Assim, em que pese o banco tenha apresentado o contrato firmado entre as partes, bem como haja cláusula expressa autorizando a reserva de margem consignável, tal fato, por si só, não confere legitimidade à avença, tampouco permite inferir-se extreme de dúvidas que, efetivamente, a parte autora possuía conhecimento sobre as características da avença celebrada.

Além disso, o valor descontado do benefício previdenciário, através do "empréstimo RMC", reserva-se ao pagamento mínimo indicado nas faturas mensais do cartão, resultando, assim, na contratação de crédito rotativo quanto ao saldo remanescente, com incidência de juros altíssimos, típicos de contratos de cartões de crédito. Tais situações são práticas consideradas abusivas e vedadas pelo Código de Defesa do Consumidor.

É o que se extrai dos arts. 39, III e IV, e 51, IV, da mencionada Lei:

Art. 39. É vedado ao fornecedor de produtos ou serviços, dentre outras práticas abusivas:[...] III - enviar ou entregar ao consumidor, sem solicitação prévia, qualquer produto, ou fornecer qualquer serviço; IV - prevalecer-se da fraqueza ou ignorância do consumidor, tendo em vista sua idade, saúde, conhecimento ou condição social, para impingir-lhe seus produtos ou serviços;

Art. 51. São nulas de pleno direito, entre outras, as cláusulas contratuais relativas ao fornecimento de produtos e serviços que: [...]; IV - estabeleçam obrigações consideradas iníquas, abusivas, que coloquem o consumidor em desvantagem exagerada, ou sejam incompatíveis com a boa-fé ou a equidade.

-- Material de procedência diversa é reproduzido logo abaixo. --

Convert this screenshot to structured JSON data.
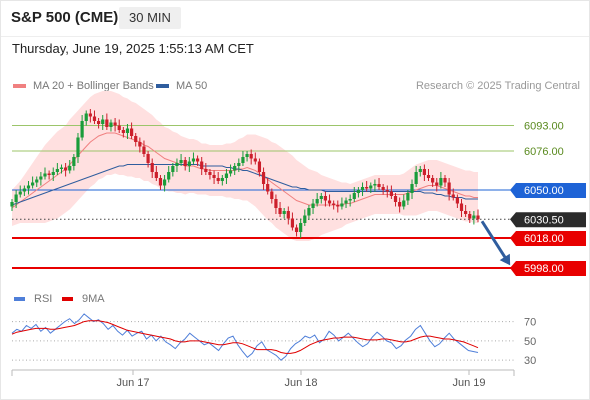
{
  "header": {
    "title": "S&P 500 (CME)",
    "timeframe": "30 MIN",
    "datetime": "Thursday, June 19, 2025 1:55:13 AM CET"
  },
  "legend": {
    "ma20_label": "MA 20 + Bollinger Bands",
    "ma50_label": "MA 50",
    "credit": "Research © 2025 Trading Central",
    "ma20_color": "#f08080",
    "ma50_color": "#2f5d9e"
  },
  "rsi_legend": {
    "rsi_label": "RSI",
    "ma9_label": "9MA",
    "rsi_color": "#4f7fd9",
    "ma9_color": "#e00000"
  },
  "x_axis": {
    "labels": [
      "Jun 17",
      "Jun 18",
      "Jun 19"
    ]
  },
  "chart_data": [
    {
      "type": "candlestick",
      "title": "S&P 500 (CME)",
      "xlabel": "",
      "ylabel": "",
      "ylim": [
        5990,
        6110
      ],
      "x_ticks": [
        "Jun 17",
        "Jun 18",
        "Jun 19"
      ],
      "levels": [
        {
          "value": 6093.0,
          "label": "6093.00",
          "style": "resistance",
          "color": "#9cc56a"
        },
        {
          "value": 6076.0,
          "label": "6076.00",
          "style": "resistance",
          "color": "#9cc56a"
        },
        {
          "value": 6050.0,
          "label": "6050.00",
          "style": "pivot",
          "color": "#1e63d6"
        },
        {
          "value": 6030.5,
          "label": "6030.50",
          "style": "last",
          "color": "#2b2b2b"
        },
        {
          "value": 6018.0,
          "label": "6018.00",
          "style": "support",
          "color": "#e80000"
        },
        {
          "value": 5998.0,
          "label": "5998.00",
          "style": "support",
          "color": "#e80000"
        }
      ],
      "last_price": 6030.5,
      "colors": {
        "up": "#1a9c3a",
        "down": "#cc1f2b",
        "band_fill": "#ffe0e0",
        "ma20": "#f08080",
        "ma50": "#2f5d9e",
        "arrow": "#2f5d9e"
      },
      "closes": [
        6042,
        6047,
        6049,
        6051,
        6053,
        6055,
        6057,
        6059,
        6061,
        6060,
        6062,
        6064,
        6065,
        6063,
        6066,
        6072,
        6085,
        6096,
        6101,
        6099,
        6096,
        6094,
        6097,
        6092,
        6095,
        6093,
        6090,
        6088,
        6091,
        6086,
        6082,
        6079,
        6074,
        6068,
        6062,
        6058,
        6053,
        6057,
        6062,
        6066,
        6068,
        6070,
        6066,
        6069,
        6071,
        6069,
        6064,
        6062,
        6060,
        6058,
        6056,
        6058,
        6061,
        6063,
        6066,
        6068,
        6072,
        6074,
        6071,
        6069,
        6062,
        6054,
        6049,
        6044,
        6038,
        6034,
        6036,
        6031,
        6025,
        6022,
        6028,
        6033,
        6038,
        6041,
        6044,
        6046,
        6043,
        6041,
        6040,
        6039,
        6041,
        6043,
        6044,
        6048,
        6050,
        6052,
        6051,
        6053,
        6054,
        6052,
        6050,
        6049,
        6046,
        6042,
        6039,
        6043,
        6048,
        6054,
        6062,
        6064,
        6060,
        6058,
        6055,
        6053,
        6058,
        6055,
        6047,
        6045,
        6041,
        6036,
        6034,
        6031,
        6033,
        6030.5
      ],
      "ma20": [
        6038,
        6040,
        6042,
        6044,
        6046,
        6048,
        6050,
        6052,
        6054,
        6056,
        6058,
        6060,
        6062,
        6064,
        6067,
        6070,
        6073,
        6076,
        6079,
        6082,
        6084,
        6086,
        6087,
        6088,
        6088,
        6088,
        6087,
        6086,
        6085,
        6084,
        6083,
        6082,
        6080,
        6079,
        6077,
        6075,
        6073,
        6071,
        6070,
        6069,
        6068,
        6067,
        6066,
        6066,
        6066,
        6065,
        6064,
        6064,
        6063,
        6063,
        6063,
        6063,
        6063,
        6063,
        6063,
        6064,
        6064,
        6065,
        6064,
        6063,
        6061,
        6059,
        6057,
        6055,
        6053,
        6051,
        6049,
        6047,
        6045,
        6043,
        6042,
        6041,
        6040,
        6040,
        6040,
        6040,
        6040,
        6040,
        6040,
        6040,
        6040,
        6041,
        6041,
        6042,
        6043,
        6044,
        6045,
        6046,
        6047,
        6047,
        6047,
        6047,
        6047,
        6047,
        6047,
        6047,
        6048,
        6049,
        6050,
        6051,
        6052,
        6053,
        6053,
        6053,
        6052,
        6051,
        6050,
        6049,
        6048,
        6047,
        6046,
        6046,
        6045,
        6045
      ],
      "ma50": [
        6040,
        6041,
        6042,
        6043,
        6044,
        6045,
        6046,
        6047,
        6048,
        6049,
        6050,
        6051,
        6052,
        6053,
        6054,
        6055,
        6056,
        6057,
        6058,
        6059,
        6060,
        6061,
        6062,
        6063,
        6064,
        6065,
        6066,
        6066,
        6067,
        6067,
        6067,
        6067,
        6067,
        6067,
        6067,
        6067,
        6067,
        6067,
        6067,
        6067,
        6067,
        6067,
        6067,
        6067,
        6067,
        6067,
        6066,
        6066,
        6066,
        6066,
        6066,
        6066,
        6065,
        6065,
        6064,
        6064,
        6063,
        6063,
        6062,
        6061,
        6060,
        6059,
        6058,
        6057,
        6056,
        6055,
        6054,
        6053,
        6052,
        6052,
        6051,
        6051,
        6050,
        6050,
        6050,
        6050,
        6049,
        6049,
        6049,
        6049,
        6049,
        6049,
        6049,
        6049,
        6049,
        6049,
        6049,
        6049,
        6049,
        6049,
        6049,
        6049,
        6049,
        6049,
        6049,
        6049,
        6049,
        6049,
        6049,
        6049,
        6048,
        6048,
        6048,
        6047,
        6047,
        6046,
        6046,
        6045,
        6045,
        6045,
        6044,
        6044,
        6044,
        6044
      ],
      "bb_width": [
        12,
        13,
        14,
        16,
        18,
        20,
        22,
        24,
        26,
        27,
        28,
        29,
        29,
        29,
        30,
        30,
        30,
        30,
        30,
        30,
        30,
        29,
        29,
        28,
        28,
        27,
        27,
        26,
        26,
        25,
        25,
        24,
        24,
        23,
        23,
        22,
        22,
        21,
        21,
        20,
        20,
        19,
        19,
        18,
        18,
        18,
        17,
        17,
        17,
        17,
        17,
        17,
        18,
        18,
        19,
        20,
        21,
        22,
        23,
        24,
        25,
        26,
        27,
        27,
        28,
        28,
        28,
        28,
        28,
        27,
        26,
        25,
        24,
        23,
        22,
        20,
        19,
        18,
        17,
        16,
        15,
        14,
        13,
        13,
        13,
        13,
        13,
        13,
        13,
        13,
        13,
        13,
        13,
        13,
        13,
        14,
        15,
        16,
        17,
        17,
        17,
        17,
        17,
        17,
        17,
        17,
        17,
        17,
        17,
        17,
        17,
        17,
        17,
        17
      ],
      "projection_arrow": {
        "from": 6030.5,
        "to": 5998
      }
    },
    {
      "type": "line",
      "title": "RSI",
      "ylim": [
        25,
        80
      ],
      "y_ticks": [
        70,
        50,
        30
      ],
      "series": [
        {
          "name": "RSI",
          "values": [
            58,
            62,
            60,
            66,
            63,
            67,
            60,
            64,
            58,
            62,
            66,
            70,
            73,
            68,
            72,
            78,
            74,
            70,
            72,
            68,
            62,
            66,
            60,
            56,
            61,
            55,
            58,
            60,
            52,
            56,
            50,
            55,
            49,
            46,
            42,
            48,
            52,
            58,
            54,
            50,
            46,
            48,
            44,
            40,
            47,
            53,
            55,
            46,
            39,
            33,
            37,
            45,
            49,
            41,
            38,
            35,
            30,
            34,
            42,
            47,
            50,
            55,
            53,
            56,
            48,
            52,
            60,
            56,
            50,
            54,
            58,
            53,
            48,
            44,
            47,
            54,
            59,
            55,
            50,
            48,
            42,
            45,
            51,
            55,
            62,
            66,
            58,
            50,
            44,
            47,
            53,
            58,
            52,
            48,
            44,
            40,
            39,
            38
          ]
        },
        {
          "name": "9MA",
          "values": [
            57,
            59,
            60,
            61,
            62,
            63,
            63,
            63,
            62,
            62,
            63,
            64,
            65,
            66,
            68,
            70,
            71,
            71,
            71,
            70,
            69,
            67,
            65,
            63,
            61,
            60,
            59,
            58,
            57,
            56,
            55,
            54,
            53,
            52,
            50,
            49,
            49,
            50,
            50,
            50,
            49,
            48,
            47,
            46,
            46,
            47,
            48,
            48,
            47,
            45,
            43,
            41,
            41,
            41,
            41,
            40,
            38,
            37,
            37,
            38,
            40,
            43,
            46,
            48,
            50,
            51,
            52,
            53,
            53,
            54,
            54,
            54,
            53,
            52,
            51,
            51,
            51,
            52,
            52,
            51,
            50,
            49,
            49,
            50,
            52,
            54,
            55,
            55,
            54,
            53,
            52,
            52,
            51,
            50,
            49,
            47,
            45,
            43
          ]
        }
      ]
    }
  ]
}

Cumpre destacar também que os serviços bancários em especial se revestem de complexidades e são altamente passíveis de expor os clientes a riscos, o que impõe deveres e redobrados cuidados aos prestadores. Bem por isso, a Resolução nº 3694/2009, do Conselho Monetário Nacional, dispunha:

Art. 1º As instituições financeiras e demais instituições autorizadas a funcionar pelo Banco Central do Brasil, na contratação de operações e na prestação de serviços, devem assegurar:[...]

III - a prestação das informações necessárias à livre escolha e à tomada de decisões por parte de clientes e usuários, explicitando, inclusive, direitos e deveres, responsabilidades, custos ou ônus, penalidades e eventuais riscos...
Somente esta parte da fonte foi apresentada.